In dasselbe Horn stieß der Generalkdirektor von Business Europe Markus Beyrer: Selbständige bräuchten nicht „dieselbe“ soziale Absicherung wie die abhängig Beschäftigten, sondern eine „angemessene“ – und das schließe mehr Wahlfreiheiten ein. Vielleicht wollten sich ja z.B. die Plattform-Arbeiter überhaupt nicht gegen alle klassischen Risiken absichern – da sei durchaus mehr Flexibilität angebracht. 
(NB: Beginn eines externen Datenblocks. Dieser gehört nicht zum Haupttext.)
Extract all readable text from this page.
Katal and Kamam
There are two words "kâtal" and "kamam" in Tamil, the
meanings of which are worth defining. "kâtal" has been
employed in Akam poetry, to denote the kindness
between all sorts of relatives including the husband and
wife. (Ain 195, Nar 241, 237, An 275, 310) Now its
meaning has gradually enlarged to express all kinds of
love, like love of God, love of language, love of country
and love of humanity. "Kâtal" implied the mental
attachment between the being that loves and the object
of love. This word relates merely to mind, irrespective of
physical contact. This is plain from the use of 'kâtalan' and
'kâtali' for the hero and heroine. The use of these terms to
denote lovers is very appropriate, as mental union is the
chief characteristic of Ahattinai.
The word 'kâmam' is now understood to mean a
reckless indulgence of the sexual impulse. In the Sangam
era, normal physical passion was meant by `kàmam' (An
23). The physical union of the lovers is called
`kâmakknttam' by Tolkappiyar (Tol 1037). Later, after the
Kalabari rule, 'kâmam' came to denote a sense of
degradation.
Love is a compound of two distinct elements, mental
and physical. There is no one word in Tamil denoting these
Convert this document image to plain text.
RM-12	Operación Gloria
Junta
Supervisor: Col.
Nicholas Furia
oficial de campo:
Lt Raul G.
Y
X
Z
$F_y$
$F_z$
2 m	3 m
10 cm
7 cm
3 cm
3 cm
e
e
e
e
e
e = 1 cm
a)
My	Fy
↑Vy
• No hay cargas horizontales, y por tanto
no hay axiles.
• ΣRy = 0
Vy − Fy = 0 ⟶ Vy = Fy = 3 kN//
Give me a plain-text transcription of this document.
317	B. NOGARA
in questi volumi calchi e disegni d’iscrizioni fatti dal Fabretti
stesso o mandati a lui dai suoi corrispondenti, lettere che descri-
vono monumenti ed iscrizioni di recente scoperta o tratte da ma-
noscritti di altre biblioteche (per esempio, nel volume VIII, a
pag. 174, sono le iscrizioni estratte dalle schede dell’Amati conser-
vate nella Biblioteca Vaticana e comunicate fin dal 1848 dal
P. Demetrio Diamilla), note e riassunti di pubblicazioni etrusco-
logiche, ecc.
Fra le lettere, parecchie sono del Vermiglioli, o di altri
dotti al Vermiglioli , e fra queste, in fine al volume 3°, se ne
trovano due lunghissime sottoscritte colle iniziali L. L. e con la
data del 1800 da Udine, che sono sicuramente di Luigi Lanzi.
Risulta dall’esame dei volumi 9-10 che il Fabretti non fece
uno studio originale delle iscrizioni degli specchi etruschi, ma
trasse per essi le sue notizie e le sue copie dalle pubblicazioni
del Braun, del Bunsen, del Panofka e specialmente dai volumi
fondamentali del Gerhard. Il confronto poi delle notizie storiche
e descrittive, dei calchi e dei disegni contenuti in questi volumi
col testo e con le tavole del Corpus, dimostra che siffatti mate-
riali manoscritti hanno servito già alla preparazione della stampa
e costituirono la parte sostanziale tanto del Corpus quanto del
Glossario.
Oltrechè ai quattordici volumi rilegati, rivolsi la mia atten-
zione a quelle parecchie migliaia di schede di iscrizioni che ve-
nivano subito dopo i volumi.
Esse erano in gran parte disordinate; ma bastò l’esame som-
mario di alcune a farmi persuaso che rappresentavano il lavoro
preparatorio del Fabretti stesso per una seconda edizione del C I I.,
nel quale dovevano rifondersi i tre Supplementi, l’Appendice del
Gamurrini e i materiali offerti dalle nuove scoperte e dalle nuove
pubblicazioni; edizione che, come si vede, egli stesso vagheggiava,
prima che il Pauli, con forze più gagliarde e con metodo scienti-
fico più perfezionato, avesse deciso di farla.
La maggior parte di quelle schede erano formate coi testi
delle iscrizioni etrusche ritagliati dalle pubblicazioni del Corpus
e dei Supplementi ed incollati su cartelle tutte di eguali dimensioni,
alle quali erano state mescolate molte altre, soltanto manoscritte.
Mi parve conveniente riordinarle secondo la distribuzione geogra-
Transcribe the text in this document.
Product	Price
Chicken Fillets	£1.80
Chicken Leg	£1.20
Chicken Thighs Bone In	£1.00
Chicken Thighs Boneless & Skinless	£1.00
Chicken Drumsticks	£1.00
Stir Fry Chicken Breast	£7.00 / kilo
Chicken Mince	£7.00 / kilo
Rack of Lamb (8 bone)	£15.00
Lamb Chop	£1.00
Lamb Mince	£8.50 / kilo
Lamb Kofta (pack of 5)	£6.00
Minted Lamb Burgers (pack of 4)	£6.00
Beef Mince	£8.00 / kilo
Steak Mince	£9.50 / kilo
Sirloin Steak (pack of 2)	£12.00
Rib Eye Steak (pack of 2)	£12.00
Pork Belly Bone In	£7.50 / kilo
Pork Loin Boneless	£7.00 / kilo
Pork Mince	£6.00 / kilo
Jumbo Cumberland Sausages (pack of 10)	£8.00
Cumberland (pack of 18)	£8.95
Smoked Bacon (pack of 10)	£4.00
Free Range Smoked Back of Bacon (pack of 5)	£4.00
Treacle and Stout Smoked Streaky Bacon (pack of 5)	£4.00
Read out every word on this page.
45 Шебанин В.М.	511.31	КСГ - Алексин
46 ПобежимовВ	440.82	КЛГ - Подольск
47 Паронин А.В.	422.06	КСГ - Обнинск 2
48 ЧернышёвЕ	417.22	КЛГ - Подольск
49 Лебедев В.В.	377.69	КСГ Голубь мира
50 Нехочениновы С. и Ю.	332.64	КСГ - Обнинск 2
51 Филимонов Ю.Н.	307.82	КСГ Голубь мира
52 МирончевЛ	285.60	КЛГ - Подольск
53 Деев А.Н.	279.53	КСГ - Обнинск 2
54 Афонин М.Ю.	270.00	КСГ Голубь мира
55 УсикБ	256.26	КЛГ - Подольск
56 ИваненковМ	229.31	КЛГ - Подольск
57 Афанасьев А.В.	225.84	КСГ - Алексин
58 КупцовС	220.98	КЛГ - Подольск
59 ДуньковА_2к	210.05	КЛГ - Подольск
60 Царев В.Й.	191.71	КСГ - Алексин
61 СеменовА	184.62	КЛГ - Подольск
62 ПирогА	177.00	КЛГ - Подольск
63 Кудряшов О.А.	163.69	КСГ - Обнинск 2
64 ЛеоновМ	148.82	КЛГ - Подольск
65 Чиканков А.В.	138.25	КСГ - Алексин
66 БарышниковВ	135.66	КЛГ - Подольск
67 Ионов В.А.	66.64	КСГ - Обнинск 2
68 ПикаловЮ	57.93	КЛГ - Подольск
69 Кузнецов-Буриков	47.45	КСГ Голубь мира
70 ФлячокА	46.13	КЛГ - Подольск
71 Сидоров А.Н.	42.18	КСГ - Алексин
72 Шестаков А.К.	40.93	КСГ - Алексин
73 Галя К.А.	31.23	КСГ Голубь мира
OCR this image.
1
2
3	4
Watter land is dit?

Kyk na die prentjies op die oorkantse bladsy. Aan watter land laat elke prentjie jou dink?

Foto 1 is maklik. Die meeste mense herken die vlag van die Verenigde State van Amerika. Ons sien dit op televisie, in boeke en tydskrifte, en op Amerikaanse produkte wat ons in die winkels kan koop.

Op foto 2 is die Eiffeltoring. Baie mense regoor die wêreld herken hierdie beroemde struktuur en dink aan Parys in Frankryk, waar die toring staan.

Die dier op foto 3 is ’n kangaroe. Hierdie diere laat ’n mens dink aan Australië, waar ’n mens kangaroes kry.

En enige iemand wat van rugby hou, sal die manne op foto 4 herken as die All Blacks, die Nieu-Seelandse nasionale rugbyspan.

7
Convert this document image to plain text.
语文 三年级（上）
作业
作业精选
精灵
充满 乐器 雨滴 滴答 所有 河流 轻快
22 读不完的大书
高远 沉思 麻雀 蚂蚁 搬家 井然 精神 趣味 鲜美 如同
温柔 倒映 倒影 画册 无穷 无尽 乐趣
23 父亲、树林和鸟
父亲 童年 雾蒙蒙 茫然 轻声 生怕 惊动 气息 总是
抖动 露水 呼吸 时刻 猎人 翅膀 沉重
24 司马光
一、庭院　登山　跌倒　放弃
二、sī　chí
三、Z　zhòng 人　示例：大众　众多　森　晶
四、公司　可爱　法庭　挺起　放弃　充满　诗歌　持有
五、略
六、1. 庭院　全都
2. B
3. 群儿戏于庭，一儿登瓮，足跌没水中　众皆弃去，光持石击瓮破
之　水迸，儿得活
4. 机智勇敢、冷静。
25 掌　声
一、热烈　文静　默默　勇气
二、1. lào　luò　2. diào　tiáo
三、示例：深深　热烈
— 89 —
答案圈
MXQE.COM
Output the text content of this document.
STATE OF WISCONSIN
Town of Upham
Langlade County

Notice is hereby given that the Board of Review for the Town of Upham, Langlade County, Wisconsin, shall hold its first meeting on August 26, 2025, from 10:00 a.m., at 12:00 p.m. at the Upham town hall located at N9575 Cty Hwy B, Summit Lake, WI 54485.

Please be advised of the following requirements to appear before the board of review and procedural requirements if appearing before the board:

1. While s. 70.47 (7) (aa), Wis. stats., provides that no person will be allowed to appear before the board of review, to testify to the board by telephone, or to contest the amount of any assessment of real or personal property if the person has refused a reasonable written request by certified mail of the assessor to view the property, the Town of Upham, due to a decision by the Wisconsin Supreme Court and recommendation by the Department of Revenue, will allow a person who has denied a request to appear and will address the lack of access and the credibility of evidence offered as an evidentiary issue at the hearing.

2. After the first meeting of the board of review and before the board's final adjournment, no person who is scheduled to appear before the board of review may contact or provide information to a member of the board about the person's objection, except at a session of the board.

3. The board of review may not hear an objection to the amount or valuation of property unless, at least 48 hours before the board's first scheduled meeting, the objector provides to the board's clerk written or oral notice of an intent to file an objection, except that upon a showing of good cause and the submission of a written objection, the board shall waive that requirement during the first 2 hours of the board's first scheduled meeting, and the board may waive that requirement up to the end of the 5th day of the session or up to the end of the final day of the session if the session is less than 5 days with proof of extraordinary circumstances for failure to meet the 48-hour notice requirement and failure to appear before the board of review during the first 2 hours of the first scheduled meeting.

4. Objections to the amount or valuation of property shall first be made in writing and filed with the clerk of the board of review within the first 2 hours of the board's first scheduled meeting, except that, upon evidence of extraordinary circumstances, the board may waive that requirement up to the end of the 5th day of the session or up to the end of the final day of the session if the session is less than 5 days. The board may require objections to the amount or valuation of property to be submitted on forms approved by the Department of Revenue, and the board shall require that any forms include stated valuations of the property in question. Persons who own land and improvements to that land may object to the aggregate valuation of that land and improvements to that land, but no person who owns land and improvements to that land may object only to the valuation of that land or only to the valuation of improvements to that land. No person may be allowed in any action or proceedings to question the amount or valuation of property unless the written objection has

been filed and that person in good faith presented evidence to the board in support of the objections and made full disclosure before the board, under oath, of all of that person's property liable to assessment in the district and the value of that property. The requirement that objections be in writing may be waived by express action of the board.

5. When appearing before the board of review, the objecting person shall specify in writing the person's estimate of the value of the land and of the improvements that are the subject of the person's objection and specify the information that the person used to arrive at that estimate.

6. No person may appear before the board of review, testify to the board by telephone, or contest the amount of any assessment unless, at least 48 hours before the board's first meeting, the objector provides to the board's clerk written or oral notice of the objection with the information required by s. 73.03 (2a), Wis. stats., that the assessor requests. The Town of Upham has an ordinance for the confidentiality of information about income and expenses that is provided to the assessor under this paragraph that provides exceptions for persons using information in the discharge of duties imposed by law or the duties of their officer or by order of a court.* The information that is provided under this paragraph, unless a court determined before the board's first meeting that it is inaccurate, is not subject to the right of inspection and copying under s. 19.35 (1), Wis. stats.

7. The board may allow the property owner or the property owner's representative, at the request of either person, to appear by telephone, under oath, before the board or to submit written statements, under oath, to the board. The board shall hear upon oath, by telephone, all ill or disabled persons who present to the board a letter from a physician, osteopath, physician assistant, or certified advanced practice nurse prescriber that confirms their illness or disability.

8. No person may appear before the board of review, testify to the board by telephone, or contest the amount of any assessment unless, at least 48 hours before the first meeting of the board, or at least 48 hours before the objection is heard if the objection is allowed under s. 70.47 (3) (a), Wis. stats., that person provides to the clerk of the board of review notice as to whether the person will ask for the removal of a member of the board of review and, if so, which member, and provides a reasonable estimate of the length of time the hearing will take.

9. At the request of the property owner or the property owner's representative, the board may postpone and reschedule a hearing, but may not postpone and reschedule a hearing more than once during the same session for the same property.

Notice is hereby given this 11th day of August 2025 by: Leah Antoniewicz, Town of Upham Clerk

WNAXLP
Als zentrales soziales Risiko der Zukunft wurde die „fehlende Beschäftigungsfähigkeit“ identifiziert. Den Einstieg hierzu lieferte der Generaldirektor der Gerneraldirektion „Beschäftigung“ der EU-Kommission Michel Servoz. In den Ländern der Europäischen Union seien 70 Millionen Menschen nicht oder nicht ausreichend qualifiziert, was die digitalen Kompetenzen angehe – ein Eindruck, der vom Wissenschaftlichen Dienst der Kommission im Wesentlichen bestätigt wurde. Danach hätten 100 Millionen Europäer noch nie das Internet genutzt, und 45% der Bevölkerung bzw. 37% der Arbeitskräfte hätte unzureichende digitale Kenntnisse. Von denen, die keine ausreichenden digitalen Kenntnisse besitzen, seien 42% ohne Arbeit. 

Neuer regulatorischer Rahmen zur Gewährleistung der sozialen Sicherheit?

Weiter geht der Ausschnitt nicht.